Cela va de pair avec un fantasme : celui de la femme qui a déjà dit oui avant qu’on lui demande quoi que ce soit, « complément idéal du désir masculin, imaginé comme irrépressible et permanent » (p. 16). Il était donc nécessaire de se saisir de ce mot, d’en faire une cartographie, d’en écrire l’histoire et, in fine, de le déconstruire, ce que fait Christine Van Geen de façon très convaincante.
La pomme au centre
L’auteure nous apprend que le mot est apparu vers 1850 dans l’argot des policiers et qu’il désigne une prostituée qui ne devait apparaître dans les rues qu’à l’heure de l’allumage des réverbères, et pas avant, sous peine d’être verbalisée. Puis il y a eu un glissement sémantique, sans doute à cause de l’idée de feu et d’étincelle que contient le mot – la métaphore du désir comme « feu » est très ancienne.
Dans une perspective féminine, l’idée de se comporter comme une allumeuse est absurde : pourquoi vouloir « allumer » le désir, si l’on ne souhaite pas aller plus loin ? Aucune femme, dans un monde parfait, n’aurait une raison de faire cela. Mais l’auteure montre que les choses sont bien plus compliquées dans le système patriarcal dans lequel nous vivons. Elle s’appuie sur des références très diverses à la mythologie, à l’univers du rap, aux contes, aux légendes et même aux règlements de certains établissements scolaires (pas de jupe courte ou de crop top pour ne pas déconcentrer les garçons, l’inverse n’étant jamais évoqué).

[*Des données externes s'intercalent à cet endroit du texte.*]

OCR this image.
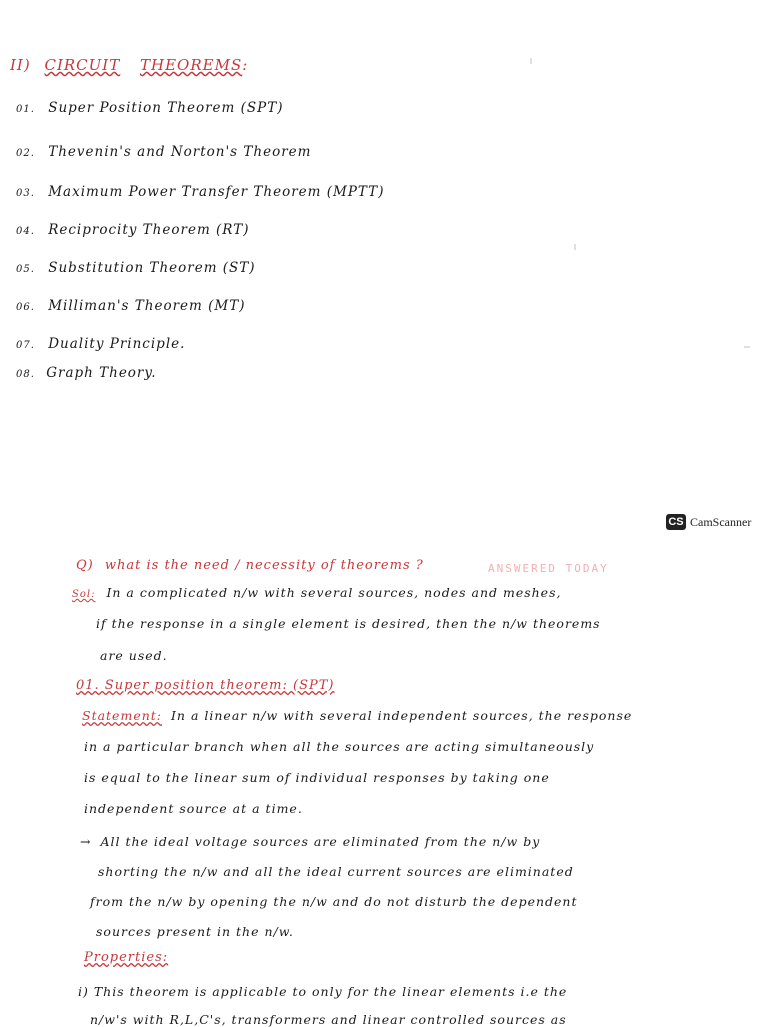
II) CIRCUIT THEOREMS:
01. Super Position Theorem (SPT)
02. Thevenin's and Norton's Theorem
03. Maximum Power Transfer Theorem (MPTT)
04. Reciprocity Theorem (RT)
05. Substitution Theorem (ST)
06. Milliman's Theorem (MT)
07. Duality Principle.
08. Graph Theory.
CS CamScanner
ANSWERED TODAY
Q) what is the need / necessity of theorems ?
Sol: In a complicated n/w with several sources, nodes and meshes,
if the response in a single element is desired, then the n/w theorems
are used.
01. Super position theorem: (SPT)
Statement: In a linear n/w with several independent sources, the response
in a particular branch when all the sources are acting simultaneously
is equal to the linear sum of individual responses by taking one
independent source at a time.
→ All the ideal voltage sources are eliminated from the n/w by
shorting the n/w and all the ideal current sources are eliminated
from the n/w by opening the n/w and do not disturb the dependent
sources present in the n/w.
Properties:
i) This theorem is applicable to only for the linear elements i.e the
n/w's with R,L,C's, transformers and linear controlled sources as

Elle évoque aussi la justice : accuser les femmes d’être « frustrantes » est parfois un argument lors les procès, l’idée sous-jacente étant le droit de les punir pour cela (inutile de préciser de quelle façon). Le cahier d’illustration au centre est lui aussi très diversifié : il permet de prendre conscience, de façon saisissante, de l’histoire de nos représentations collectives de certaines figures féminines célèbres, grâce à des tableaux, photos, gravures, etc., analysées par l’auteure.
En mettant en relation des éléments sur la longue durée avec des éléments de notre présent, elle prend une hauteur de vue et montre que l’on se trompe souvent de grille de lecture. Par exemple, « Ève : première femme et première allumeuse », c’est ce que nous avons toutes et tous en tête en pensant aux tableaux qui la représentent, mais cette lecture est ultérieure. Dans la Bible, elle n’est pas plus fautive qu’Adam, elle a écouté le serpent et Adam l’a ensuite écoutée, elle : « Adam est en soi coupable exactement de la même faiblesse qu’Ève : il a, comme elle, croqué dans le fruit interdit dès qu’il a été tenté. Aucun d’eux n’a résisté. Une bouchée chacun, un point partout, la pomme au centre » (p. 35).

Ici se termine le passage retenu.